Look at the hints. "til og med" should show "even" as a hint.

"av og til" = sometimes


Yes, I can see that. But I wonder if someone can explain to me how "to and with" came to mean "even"...


The hints show 'Up to and including', which is similar to 'to and with' and, at a stretch, is similar in meaning to 'even' ie 'Even you could win this' or "Most people, up to and including you, could win this'. Well, thats how I hope to remember it...


That makes sense!


I'm not too sure about its origin, so it's probably very old, but I just think of it as a 'word'. Writing 'til og av' doesn't make any sense, and the three words are always together.


av og til = ab und an / ab und zu in German.


In Dutch it is af en toe.


I think the better question is why the hell does the English phrase "up to and including" get turned into "even". "Av og til" can be thought of as roughly the same as "off and on" which gets turned into "sometimes".


Since both 'selv om' and 'ja, til med deg' mean EVEN... Can they actually be used interchangeably or there are some differences in usage? Thx


They're used differently:

"Selv om de har samme oversettelse"
"Even if they have the same translation."

"Oversettelsene har til og med forskjellige betydninger på engelsk."
"The translations even have different meanings in English."


Selv means 'self' right? I have only seen examples of it meaning 'even' when combined with 'om', so if there are more, let me know. Til og med is a phrase I'm still not sure about. Finally, there's 'enda' which I've seen translated as even in Google Translate. Though I've learned it's used similar to 'ennå'. What is a good resource with all these in there to make this less confusing?


It can mean "(him/her/it)self" too, yes:

Hun bygde det selv = She built it herself

"Selv" is often used to mean "even", even without "om". In the same way "even" can be used without "if": "selv + da/når", "selv + pronoun/noun", "selv + preposition".

Selv da jeg var ung... = Even when I was young...
Selv han snakker norsk. = Even he speaks Norwegian.
Selv bjørnen sover. = Even the bear sleeps.
Selv inni huset er det kaldt. = Even inside the house, it's cold.

"Selv" (in the meaning of "even") and "til og med" are largely interchangeable, but there are sentence constructs where "til og med" is requried, my example above being one of them. I'm struggling to pin-point what forces this, but I think it is when the meaning of "even" is something akin to "in addition/additionally". "Selv" is safe to use at the beginning of sentences, where it modifies the subject.

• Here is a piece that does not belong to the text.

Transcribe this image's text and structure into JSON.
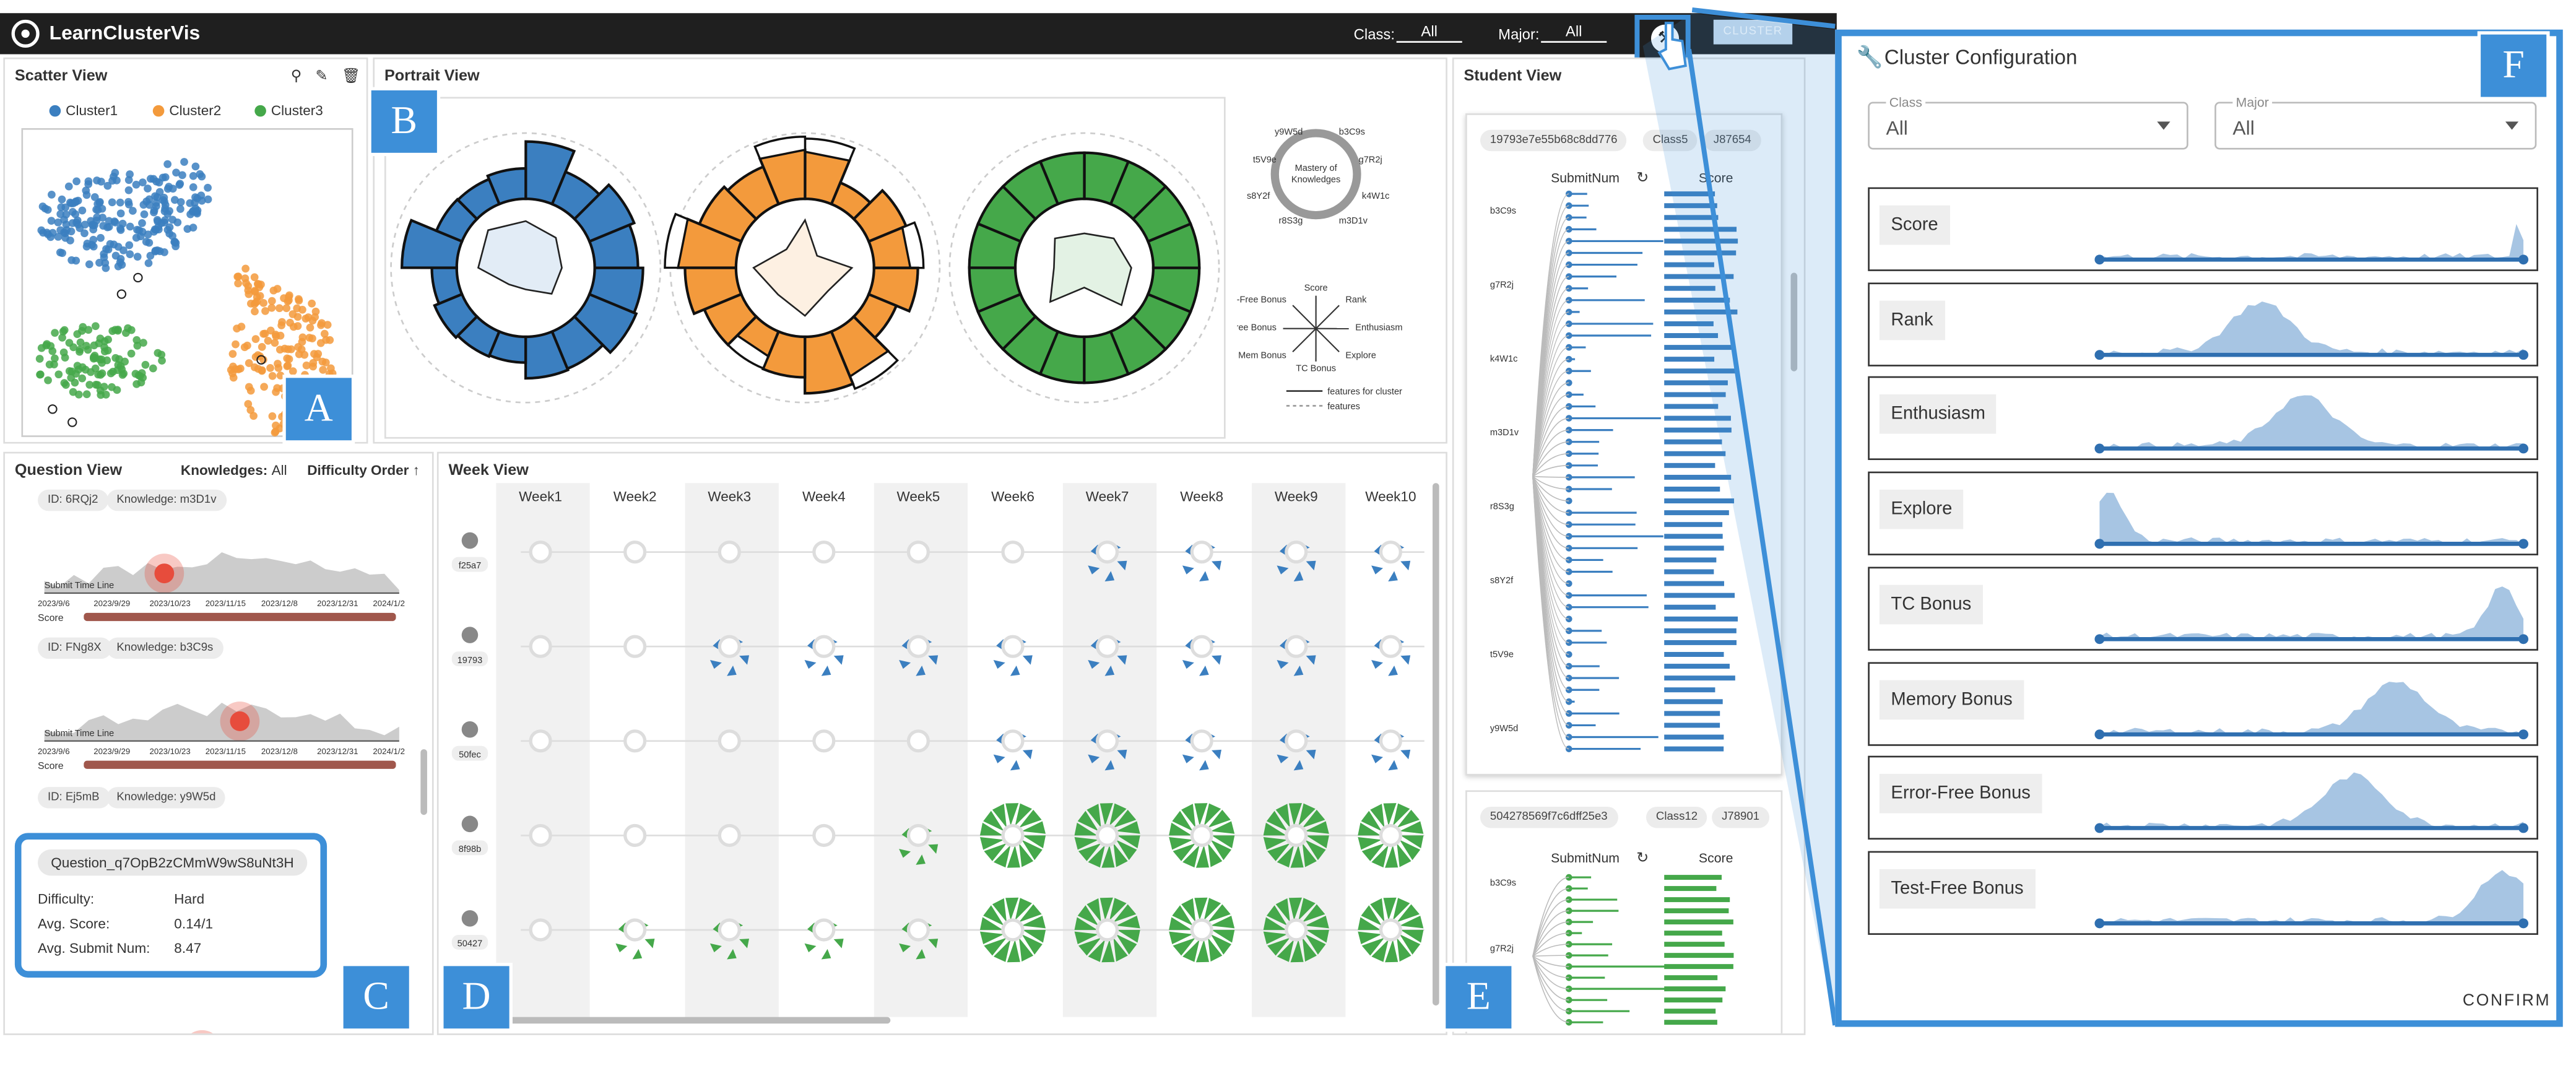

If you're using "even" for comparison, it translates to "enda". It would be wrong to use "ennå" in this meaning.

enda bedre = even better

"Ennå" means "yet" or "still", however, in recent years "enda" has been added as a spelling variation of "ennå". I would recommend sticking to "ennå" in this meaning; it will warm many a Norwegian teacher's heart, and save you from any potential judgement for those who never learnt about the new option.

Katten er ute ennå. = The cat is still outside.
Katten har ennå ikke kommet inn. = The cat hasn't come inside yet."

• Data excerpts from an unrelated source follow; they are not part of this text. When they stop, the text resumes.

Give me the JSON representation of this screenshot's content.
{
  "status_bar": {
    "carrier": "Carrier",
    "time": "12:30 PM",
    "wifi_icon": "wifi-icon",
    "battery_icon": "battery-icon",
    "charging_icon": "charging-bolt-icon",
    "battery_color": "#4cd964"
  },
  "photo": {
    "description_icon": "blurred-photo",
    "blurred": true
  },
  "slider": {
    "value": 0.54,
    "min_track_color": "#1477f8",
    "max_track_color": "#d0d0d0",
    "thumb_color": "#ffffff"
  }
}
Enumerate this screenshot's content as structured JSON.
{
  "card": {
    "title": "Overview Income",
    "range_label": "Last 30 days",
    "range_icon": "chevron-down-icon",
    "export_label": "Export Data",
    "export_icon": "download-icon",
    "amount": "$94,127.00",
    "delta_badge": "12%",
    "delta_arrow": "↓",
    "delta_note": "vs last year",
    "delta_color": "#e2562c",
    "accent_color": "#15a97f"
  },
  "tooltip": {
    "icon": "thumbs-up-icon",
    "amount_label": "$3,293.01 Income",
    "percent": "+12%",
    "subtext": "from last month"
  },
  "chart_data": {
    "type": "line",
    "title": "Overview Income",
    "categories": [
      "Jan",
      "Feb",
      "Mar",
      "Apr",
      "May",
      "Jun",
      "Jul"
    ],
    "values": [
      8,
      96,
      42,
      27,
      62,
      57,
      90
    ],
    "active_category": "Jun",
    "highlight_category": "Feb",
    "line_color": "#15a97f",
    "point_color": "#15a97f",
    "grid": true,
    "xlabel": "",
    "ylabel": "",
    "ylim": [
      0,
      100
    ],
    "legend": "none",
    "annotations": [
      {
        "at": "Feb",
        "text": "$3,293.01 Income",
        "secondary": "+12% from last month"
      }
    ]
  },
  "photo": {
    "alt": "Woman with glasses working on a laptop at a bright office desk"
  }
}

Since you're a rather advanced learner at this point, I'd suggest that you use the official dictionary for these sort of issues - at least as a first stop. For tricky words like this there will often be ample examples, so even if you don't understand every word you'll likely be able to piece it together.

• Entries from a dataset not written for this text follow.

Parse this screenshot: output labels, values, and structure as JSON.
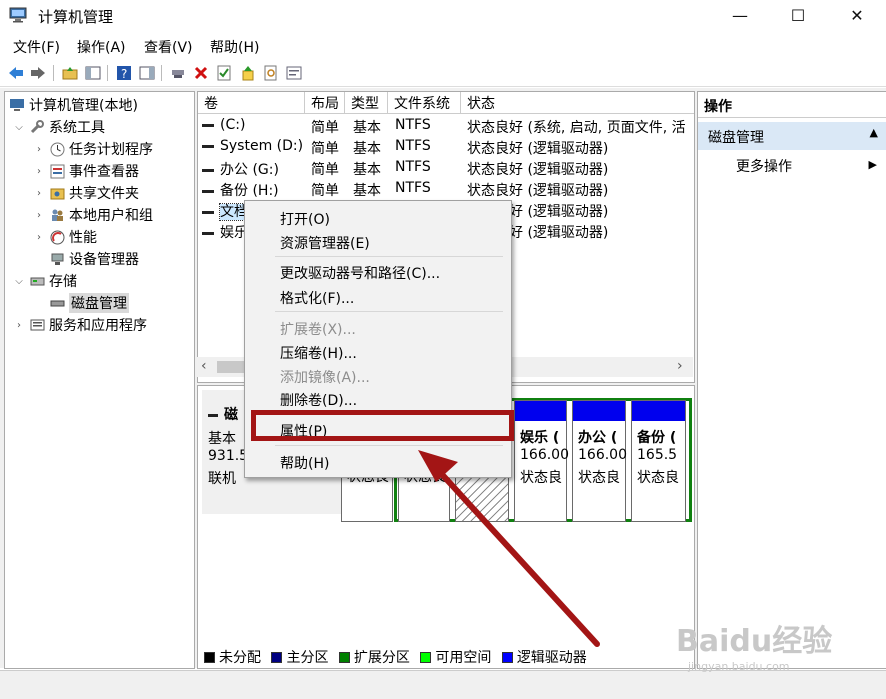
{
  "window": {
    "title": "计算机管理",
    "minimize_glyph": "—",
    "maximize_glyph": "☐",
    "close_glyph": "✕"
  },
  "menu": [
    "文件(F)",
    "操作(A)",
    "查看(V)",
    "帮助(H)"
  ],
  "toolbar": {
    "icons": [
      "back-icon",
      "forward-icon",
      "up-folder-icon",
      "show-hide-tree-icon",
      "help-icon",
      "properties-pane-icon",
      "connect-icon",
      "delete-icon",
      "check-icon",
      "export-icon",
      "search-icon",
      "settings-icon"
    ]
  },
  "tree": {
    "root": "计算机管理(本地)",
    "items": [
      {
        "label": "系统工具",
        "level": 1,
        "expanded": true,
        "icon": "tools-icon"
      },
      {
        "label": "任务计划程序",
        "level": 2,
        "icon": "clock-icon"
      },
      {
        "label": "事件查看器",
        "level": 2,
        "icon": "event-viewer-icon"
      },
      {
        "label": "共享文件夹",
        "level": 2,
        "icon": "shared-folder-icon"
      },
      {
        "label": "本地用户和组",
        "level": 2,
        "icon": "users-icon"
      },
      {
        "label": "性能",
        "level": 2,
        "icon": "performance-icon"
      },
      {
        "label": "设备管理器",
        "level": 2,
        "icon": "device-manager-icon"
      },
      {
        "label": "存储",
        "level": 1,
        "expanded": true,
        "icon": "storage-icon"
      },
      {
        "label": "磁盘管理",
        "level": 2,
        "selected": true,
        "icon": "disk-icon"
      },
      {
        "label": "服务和应用程序",
        "level": 1,
        "expanded": false,
        "icon": "services-icon"
      }
    ]
  },
  "volumes": {
    "columns": [
      "卷",
      "布局",
      "类型",
      "文件系统",
      "状态"
    ],
    "rows": [
      {
        "name": "(C:)",
        "layout": "简单",
        "type": "基本",
        "fs": "NTFS",
        "status": "状态良好 (系统, 启动, 页面文件, 活"
      },
      {
        "name": "System (D:)",
        "layout": "简单",
        "type": "基本",
        "fs": "NTFS",
        "status": "状态良好 (逻辑驱动器)"
      },
      {
        "name": "办公 (G:)",
        "layout": "简单",
        "type": "基本",
        "fs": "NTFS",
        "status": "状态良好 (逻辑驱动器)"
      },
      {
        "name": "备份 (H:)",
        "layout": "简单",
        "type": "基本",
        "fs": "NTFS",
        "status": "状态良好 (逻辑驱动器)"
      },
      {
        "name": "文档",
        "layout": "",
        "type": "",
        "fs": "",
        "status": "状态良好 (逻辑驱动器)",
        "selected": true
      },
      {
        "name": "娱乐",
        "layout": "",
        "type": "",
        "fs": "",
        "status": "状态良好 (逻辑驱动器)"
      }
    ]
  },
  "disk": {
    "label": "磁",
    "type": "基本",
    "size": "931.5",
    "state": "联机",
    "partitions": [
      {
        "name": "",
        "size": "",
        "status": "状态良"
      },
      {
        "name": "",
        "size": "",
        "status": "状态良"
      },
      {
        "name": "",
        "size": "",
        "status": ""
      },
      {
        "name": "娱乐 (",
        "size": "166.00",
        "status": "状态良"
      },
      {
        "name": "办公 (",
        "size": "166.00",
        "status": "状态良"
      },
      {
        "name": "备份 (",
        "size": "165.5",
        "status": "状态良"
      }
    ]
  },
  "legend": [
    {
      "label": "未分配",
      "color": "#000000"
    },
    {
      "label": "主分区",
      "color": "#000080"
    },
    {
      "label": "扩展分区",
      "color": "#008000"
    },
    {
      "label": "可用空间",
      "color": "#00ff00"
    },
    {
      "label": "逻辑驱动器",
      "color": "#0000ff"
    }
  ],
  "actions": {
    "header": "操作",
    "section": "磁盘管理",
    "item": "更多操作"
  },
  "context_menu": {
    "items": [
      {
        "label": "打开(O)",
        "enabled": true
      },
      {
        "label": "资源管理器(E)",
        "enabled": true
      },
      {
        "label": "更改驱动器号和路径(C)...",
        "enabled": true
      },
      {
        "label": "格式化(F)...",
        "enabled": true
      },
      {
        "label": "扩展卷(X)...",
        "enabled": false
      },
      {
        "label": "压缩卷(H)...",
        "enabled": true
      },
      {
        "label": "添加镜像(A)...",
        "enabled": false
      },
      {
        "label": "删除卷(D)...",
        "enabled": true
      },
      {
        "label": "属性(P)",
        "enabled": true,
        "highlighted": true
      },
      {
        "label": "帮助(H)",
        "enabled": true
      }
    ]
  },
  "watermark": {
    "line1": "Baidu经验",
    "line2": "jingyan.baidu.com"
  },
  "colors": {
    "accent_header": "#dae8f6",
    "highlight_box": "#a31515",
    "selection": "#cce8ff",
    "logical_drive": "#0000ee",
    "extended": "#008000"
  }
}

I tried to Google the difference, between "til og med" and "selv", but Google decided I'm probably turning senile and sent me to one of my own answers. So, here's one more.


I was thinking about this, and I think the use of "To and with" kind of makes sense as "even" if you really think about it. It took me a while to grasp, though. Because like, if you think about the words "to and with" literally, it kind of balances out to even. I don't know, I can't explain things well...


Would it also be correct to day : "ja, selv deg" ? It seems wrong, but I wonder if it has the same meaning because if I can remember correctly "selv" means "even", ikke sant?


Yes, you could use "selv" here.


Thanks for a super-helpful forum page, everybody.